Joseph Roth, Hiob

  • Inhalt:


    Mendel Singer ist ein von Gott geprüfter Dulder, gläubiger Jude der in Ostgalizien ein bescheidenes Dasein als Lehrer fristet, bis ihn und seine Familie die Schicksalsschläge treffen. Der älteste Sohn muss und will zum russischen Militär, der zweite desertiert nach Amerika, die einzige Tocher lässt sich mit Kosaken ein, und der jüngste Sohn scheint unheilbar behindert. Und dieser Jüngste muss zurückgelassen werden, als die Eltern mit der Tocher nach Amerika fliehen, wo der emigrierte Sohn Sam ihnen ein behagliches Leben bereiten will. Doch wieder schlägt Jehova zu. Beide Söhne fallen im Ersten Weltkrieg, die Mutter stribt und die Tochter endet im Wahnsinn. Als auch Medel Singer zu verzweifeln droht und sich von Gott abwendet, geschieht das Wunder der Heilung. Aus dem behinderten Sohn ist ein begnadeter Komponist und Dirigent geworden, der nun seinen Vater zu sich nimmt.


    Autor:
    Joseph Roth (1894 - 1939), Sohn jüdischer Eltern in Ostgalizien geboren, studierte Philosophie und deutsche Literatur in Lemberg und Wien, kämpft im Ersten Weltkrieg. Ab 1918 arbeitet er als Journalist in Wien und Berlin.
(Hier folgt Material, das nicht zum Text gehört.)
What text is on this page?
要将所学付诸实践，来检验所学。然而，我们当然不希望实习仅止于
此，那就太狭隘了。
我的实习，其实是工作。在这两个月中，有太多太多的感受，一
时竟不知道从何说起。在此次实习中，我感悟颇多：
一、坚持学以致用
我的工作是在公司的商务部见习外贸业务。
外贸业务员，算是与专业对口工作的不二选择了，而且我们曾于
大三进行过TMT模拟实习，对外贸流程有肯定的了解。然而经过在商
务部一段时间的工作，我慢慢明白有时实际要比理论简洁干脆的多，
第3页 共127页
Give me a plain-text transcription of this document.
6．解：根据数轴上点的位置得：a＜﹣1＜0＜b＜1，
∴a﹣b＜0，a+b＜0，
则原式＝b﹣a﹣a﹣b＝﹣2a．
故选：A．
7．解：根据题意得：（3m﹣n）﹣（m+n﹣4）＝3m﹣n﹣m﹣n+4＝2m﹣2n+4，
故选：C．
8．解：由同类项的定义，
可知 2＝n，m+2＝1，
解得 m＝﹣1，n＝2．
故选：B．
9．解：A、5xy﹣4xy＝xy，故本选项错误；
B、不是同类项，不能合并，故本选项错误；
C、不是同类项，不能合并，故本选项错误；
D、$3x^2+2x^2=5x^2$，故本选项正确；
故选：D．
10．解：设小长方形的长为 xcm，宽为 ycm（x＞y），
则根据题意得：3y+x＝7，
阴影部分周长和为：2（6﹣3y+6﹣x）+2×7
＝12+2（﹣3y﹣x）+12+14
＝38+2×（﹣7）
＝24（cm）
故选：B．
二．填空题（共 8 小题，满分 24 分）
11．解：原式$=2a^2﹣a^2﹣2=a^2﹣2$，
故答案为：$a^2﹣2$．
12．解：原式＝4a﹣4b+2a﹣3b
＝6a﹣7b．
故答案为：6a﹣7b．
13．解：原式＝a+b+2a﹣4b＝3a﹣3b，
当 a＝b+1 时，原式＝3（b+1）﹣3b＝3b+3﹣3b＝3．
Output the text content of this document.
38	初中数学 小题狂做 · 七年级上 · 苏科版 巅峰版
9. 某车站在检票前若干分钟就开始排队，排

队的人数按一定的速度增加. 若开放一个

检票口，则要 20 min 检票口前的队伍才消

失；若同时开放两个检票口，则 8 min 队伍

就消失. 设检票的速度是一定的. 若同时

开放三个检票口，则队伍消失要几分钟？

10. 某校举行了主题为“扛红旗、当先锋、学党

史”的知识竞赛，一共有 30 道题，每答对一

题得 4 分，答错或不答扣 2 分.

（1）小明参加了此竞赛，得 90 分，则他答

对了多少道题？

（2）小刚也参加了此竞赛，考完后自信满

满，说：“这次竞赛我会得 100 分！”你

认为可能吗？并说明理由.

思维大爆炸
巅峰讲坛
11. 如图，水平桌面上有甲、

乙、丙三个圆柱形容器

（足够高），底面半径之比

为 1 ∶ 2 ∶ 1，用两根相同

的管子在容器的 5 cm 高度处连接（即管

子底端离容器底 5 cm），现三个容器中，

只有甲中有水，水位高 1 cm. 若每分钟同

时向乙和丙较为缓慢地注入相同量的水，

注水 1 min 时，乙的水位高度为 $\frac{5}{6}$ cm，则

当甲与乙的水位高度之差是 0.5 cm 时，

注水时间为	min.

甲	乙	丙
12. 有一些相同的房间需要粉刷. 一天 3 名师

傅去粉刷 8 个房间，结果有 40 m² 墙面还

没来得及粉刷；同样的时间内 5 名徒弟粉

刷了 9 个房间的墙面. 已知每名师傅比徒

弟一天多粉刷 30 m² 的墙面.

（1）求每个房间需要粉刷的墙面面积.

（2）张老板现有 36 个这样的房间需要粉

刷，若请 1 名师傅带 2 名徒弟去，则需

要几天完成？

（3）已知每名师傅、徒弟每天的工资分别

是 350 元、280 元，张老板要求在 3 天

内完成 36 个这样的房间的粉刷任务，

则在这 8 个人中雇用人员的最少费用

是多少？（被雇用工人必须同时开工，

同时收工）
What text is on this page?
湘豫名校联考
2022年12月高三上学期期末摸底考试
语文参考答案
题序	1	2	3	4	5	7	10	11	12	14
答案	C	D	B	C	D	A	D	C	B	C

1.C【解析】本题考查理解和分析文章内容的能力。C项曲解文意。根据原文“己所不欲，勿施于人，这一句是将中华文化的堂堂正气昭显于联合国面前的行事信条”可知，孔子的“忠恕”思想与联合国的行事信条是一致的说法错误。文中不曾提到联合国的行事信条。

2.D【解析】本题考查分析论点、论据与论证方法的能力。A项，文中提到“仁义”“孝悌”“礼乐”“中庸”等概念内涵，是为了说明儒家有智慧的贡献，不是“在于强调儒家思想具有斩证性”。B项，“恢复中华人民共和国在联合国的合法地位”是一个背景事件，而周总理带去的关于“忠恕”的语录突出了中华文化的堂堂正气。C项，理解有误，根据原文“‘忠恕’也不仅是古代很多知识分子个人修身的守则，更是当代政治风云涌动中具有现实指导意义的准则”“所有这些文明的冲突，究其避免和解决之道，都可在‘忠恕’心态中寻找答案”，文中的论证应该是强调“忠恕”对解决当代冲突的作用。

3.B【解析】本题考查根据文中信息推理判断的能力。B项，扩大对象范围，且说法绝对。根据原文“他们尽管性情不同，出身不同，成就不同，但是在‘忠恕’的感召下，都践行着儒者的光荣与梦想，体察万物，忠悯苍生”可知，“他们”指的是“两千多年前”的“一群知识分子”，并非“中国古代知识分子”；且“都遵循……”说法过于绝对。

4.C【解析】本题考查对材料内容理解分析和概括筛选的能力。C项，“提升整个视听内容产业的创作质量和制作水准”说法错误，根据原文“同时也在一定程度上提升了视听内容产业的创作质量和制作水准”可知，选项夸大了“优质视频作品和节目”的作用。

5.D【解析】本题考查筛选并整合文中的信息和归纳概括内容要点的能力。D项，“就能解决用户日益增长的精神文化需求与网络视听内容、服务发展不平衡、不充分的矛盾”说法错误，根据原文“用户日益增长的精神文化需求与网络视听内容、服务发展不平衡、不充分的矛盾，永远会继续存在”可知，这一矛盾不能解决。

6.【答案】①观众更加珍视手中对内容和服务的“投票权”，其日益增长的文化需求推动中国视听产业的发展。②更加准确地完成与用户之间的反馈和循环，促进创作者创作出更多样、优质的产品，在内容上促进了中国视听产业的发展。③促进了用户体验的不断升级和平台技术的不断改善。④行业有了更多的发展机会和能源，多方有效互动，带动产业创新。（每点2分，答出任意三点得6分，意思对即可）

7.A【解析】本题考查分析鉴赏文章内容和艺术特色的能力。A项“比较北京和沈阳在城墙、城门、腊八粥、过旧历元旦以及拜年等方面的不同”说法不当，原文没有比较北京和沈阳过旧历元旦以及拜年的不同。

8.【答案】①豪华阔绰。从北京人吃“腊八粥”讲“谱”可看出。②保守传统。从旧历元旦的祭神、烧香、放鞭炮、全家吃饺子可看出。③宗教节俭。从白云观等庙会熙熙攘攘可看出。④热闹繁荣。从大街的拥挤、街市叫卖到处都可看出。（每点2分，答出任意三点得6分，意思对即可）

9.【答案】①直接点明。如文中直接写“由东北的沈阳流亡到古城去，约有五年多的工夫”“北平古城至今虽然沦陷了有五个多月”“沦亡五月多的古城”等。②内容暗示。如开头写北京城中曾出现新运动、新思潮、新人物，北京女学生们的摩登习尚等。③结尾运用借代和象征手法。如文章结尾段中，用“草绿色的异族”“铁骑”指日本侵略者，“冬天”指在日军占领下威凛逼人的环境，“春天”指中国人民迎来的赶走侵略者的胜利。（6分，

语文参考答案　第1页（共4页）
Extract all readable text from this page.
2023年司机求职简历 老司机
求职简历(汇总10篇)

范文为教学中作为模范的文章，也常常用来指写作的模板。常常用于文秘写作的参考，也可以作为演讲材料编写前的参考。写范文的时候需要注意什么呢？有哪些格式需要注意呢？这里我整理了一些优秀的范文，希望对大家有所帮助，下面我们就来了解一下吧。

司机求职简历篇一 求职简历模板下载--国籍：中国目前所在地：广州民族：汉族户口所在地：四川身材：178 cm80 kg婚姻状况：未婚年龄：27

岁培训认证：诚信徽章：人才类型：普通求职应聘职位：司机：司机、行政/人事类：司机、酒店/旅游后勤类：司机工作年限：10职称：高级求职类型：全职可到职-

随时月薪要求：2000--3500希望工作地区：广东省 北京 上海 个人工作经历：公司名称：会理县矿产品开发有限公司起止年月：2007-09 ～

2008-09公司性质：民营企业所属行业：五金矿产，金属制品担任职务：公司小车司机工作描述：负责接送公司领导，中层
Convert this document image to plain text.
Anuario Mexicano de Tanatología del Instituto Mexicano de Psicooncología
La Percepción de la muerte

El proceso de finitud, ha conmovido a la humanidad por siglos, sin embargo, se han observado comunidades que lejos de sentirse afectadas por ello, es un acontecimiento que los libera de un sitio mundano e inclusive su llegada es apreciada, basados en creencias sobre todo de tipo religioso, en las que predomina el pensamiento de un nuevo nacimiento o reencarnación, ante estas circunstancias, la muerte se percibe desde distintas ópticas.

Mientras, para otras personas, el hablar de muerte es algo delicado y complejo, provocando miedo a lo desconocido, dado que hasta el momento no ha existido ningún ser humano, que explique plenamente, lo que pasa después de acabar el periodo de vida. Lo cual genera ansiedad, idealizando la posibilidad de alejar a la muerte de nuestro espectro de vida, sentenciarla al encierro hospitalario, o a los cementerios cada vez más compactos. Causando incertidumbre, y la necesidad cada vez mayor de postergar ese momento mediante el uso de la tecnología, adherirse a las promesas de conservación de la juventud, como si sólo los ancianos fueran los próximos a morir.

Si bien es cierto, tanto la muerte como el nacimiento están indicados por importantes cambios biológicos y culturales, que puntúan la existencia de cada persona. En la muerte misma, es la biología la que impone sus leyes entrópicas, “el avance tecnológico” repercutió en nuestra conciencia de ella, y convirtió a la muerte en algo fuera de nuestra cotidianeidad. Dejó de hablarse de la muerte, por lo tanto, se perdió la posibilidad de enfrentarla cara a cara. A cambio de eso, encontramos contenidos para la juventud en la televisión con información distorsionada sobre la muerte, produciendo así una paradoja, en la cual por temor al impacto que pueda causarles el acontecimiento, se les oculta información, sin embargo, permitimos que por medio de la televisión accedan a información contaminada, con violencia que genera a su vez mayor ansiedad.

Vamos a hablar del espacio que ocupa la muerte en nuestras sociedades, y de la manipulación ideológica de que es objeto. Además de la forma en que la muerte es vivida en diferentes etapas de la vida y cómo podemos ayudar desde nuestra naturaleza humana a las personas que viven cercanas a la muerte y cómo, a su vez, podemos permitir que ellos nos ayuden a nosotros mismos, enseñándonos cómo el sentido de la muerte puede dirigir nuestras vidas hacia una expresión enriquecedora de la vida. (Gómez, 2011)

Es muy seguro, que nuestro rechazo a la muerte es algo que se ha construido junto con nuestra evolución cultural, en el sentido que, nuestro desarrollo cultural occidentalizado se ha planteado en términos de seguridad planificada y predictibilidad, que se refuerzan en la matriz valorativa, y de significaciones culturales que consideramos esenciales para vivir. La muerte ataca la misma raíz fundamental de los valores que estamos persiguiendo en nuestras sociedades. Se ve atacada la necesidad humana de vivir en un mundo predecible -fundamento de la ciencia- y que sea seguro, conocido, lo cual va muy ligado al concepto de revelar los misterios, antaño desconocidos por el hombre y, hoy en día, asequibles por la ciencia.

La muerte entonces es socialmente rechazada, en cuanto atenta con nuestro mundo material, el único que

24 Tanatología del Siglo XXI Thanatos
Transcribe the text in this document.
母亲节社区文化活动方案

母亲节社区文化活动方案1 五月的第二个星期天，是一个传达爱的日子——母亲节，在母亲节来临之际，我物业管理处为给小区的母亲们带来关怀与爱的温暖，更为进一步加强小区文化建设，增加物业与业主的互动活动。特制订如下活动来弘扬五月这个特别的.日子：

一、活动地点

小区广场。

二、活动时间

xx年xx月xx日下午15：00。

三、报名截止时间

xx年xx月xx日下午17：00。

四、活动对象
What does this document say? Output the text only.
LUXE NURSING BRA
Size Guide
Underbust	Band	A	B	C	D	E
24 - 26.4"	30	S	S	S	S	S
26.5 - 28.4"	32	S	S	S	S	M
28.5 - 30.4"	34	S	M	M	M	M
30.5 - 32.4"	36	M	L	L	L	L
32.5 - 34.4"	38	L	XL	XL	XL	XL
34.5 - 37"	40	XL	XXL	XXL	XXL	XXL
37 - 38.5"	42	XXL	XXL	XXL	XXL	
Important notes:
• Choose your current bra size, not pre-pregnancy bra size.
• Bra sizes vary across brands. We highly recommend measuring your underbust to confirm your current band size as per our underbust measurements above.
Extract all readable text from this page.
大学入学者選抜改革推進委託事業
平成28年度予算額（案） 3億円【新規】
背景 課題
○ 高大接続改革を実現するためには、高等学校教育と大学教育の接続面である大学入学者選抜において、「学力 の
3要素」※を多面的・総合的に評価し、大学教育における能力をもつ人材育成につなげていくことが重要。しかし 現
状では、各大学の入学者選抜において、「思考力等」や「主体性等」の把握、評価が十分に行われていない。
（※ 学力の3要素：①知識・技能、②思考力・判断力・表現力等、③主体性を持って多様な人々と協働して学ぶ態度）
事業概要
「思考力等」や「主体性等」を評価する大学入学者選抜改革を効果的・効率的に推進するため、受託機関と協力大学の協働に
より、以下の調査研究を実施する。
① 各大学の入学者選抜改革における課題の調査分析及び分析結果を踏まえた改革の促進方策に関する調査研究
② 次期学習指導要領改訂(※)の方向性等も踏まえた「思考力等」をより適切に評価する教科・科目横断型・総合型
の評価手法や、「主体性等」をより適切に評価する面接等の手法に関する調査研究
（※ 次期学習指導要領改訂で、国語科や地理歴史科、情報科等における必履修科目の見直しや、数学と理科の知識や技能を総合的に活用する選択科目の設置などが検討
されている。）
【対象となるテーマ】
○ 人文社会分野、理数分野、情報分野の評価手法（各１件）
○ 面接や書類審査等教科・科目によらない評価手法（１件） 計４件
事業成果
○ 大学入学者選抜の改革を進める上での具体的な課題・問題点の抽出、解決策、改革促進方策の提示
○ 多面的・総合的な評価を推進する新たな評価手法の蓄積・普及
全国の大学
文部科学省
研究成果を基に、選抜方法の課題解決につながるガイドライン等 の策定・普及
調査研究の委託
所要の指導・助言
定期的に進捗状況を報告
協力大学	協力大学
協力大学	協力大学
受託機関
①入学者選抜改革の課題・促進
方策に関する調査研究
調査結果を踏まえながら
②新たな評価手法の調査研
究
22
Er stirbt nur 45jährig in Paris.


    Meine Meinung:
    Trotz jahrelangen Empfehlungen von eigentlich allen Werken Roths habe ich nun erst zu meinem ersten Roth gegriffen und wurde sofort, schon nach den ersten Seiten, überzeugt.


    Mendel Singer - ein Gläubiger, ein Mitläufer, möchte gar nichts besonderes er- und ausleben, möchte in seinem Glauben leben mit sich und seiner Familie. Doch das Schicksal meint es anders - ähnlich wie in der alttestamentarischen Geschichte von Hiob - aber entgegen Hiob beginnt Mendel Singer zu zweifeln und zu hassen. Doch das Wunder wartet bereits, so wie es immer wartet. Durch Roths wunderschöne poetisch und einfach Sprache öffnet sich wie automatisch der wahre Kern des Buches mit all seiner Gefühls- und Gedankenwelt. Ein Meistwerk!

  • Hallo!


    Ich habe das Buch vor ca. einem Jahr gelesen, es ist mir aber doch noch sehr gegenwärtig.


    Die Charaktere sind ganz wunderbar beschrieben.
    Mendel Singer verkörpert für mich das Zitat der Bibel „Die Gesetze sind für den Menschen da und nicht die Menschen für die Gesetze.“ (im Sinn, wie es nicht gemeint ist).
    Demütig, blind, fast naiv folgt und erfüllt er alle Glaubensgrundsätze und Dogmen, ohne darüber nachzudenken. Seine Entscheidung, den jüngsten Sohn zurückzulassen, das „Sich-einreden“, dass es ihm bei den Nachbarn gut geht, dass man ansonsten nichts für ihn tun könnte, wird genial beschrieben.


    Ein Buch, das jetzt – Monate nachdem ich es gelesen habe – immer noch eine Gänsehaut hervorruft, ein ganz wunderbares Buch!!

  • Was für ein wunderschönes Buch!


    Man leidet wirklich mit Mendel Singer mit und will, eigentlich das ganze Buch, wissen, wie es Menuchim geht.
    Nachdem mir Radetzkymarsch so sehr gefallen hat, bin ich auf dieses Buch gekommen und habe es nie bereut.
    Joseph Roth schreibt einfach genial, warum habe ich die Bücher nicht schon früher gefunden...

  • Nachdem ich das beeindruckende Buch „Ostende“ von Volker Weidermann gelesen habe, dachte ich mir, ich könnte doch mal wieder ein Buch von Joseph Roth lesen.


    Roth, der fast vergessene Sprach-Virtuose, den man in hundert Jahren noch lesen kann. In der Weihnachtszeit bietet sich ein religiöses Thema an, das nicht unbedingt aus dem Neuen Testament sein muss. Also habe ich mir „Hiob“ ausgesucht. Dass der Mann schreiben konnte, wusste ich ja, schließlich hatte ich schon zwei Bücher von ihm gelesen. Dass mir aber die Tränen kamen, als ich das versöhnliche Ende gelesen habe, war dann doch recht seltsam, schließlich zeichnet sich dieses Finale von Anfang an ab.


    Joseph Roth war ein ganz Großer – mit ihm hätte ich gerne ein oder zwei Schnäpschen gebechert - in Paris, Ostende oder Brody.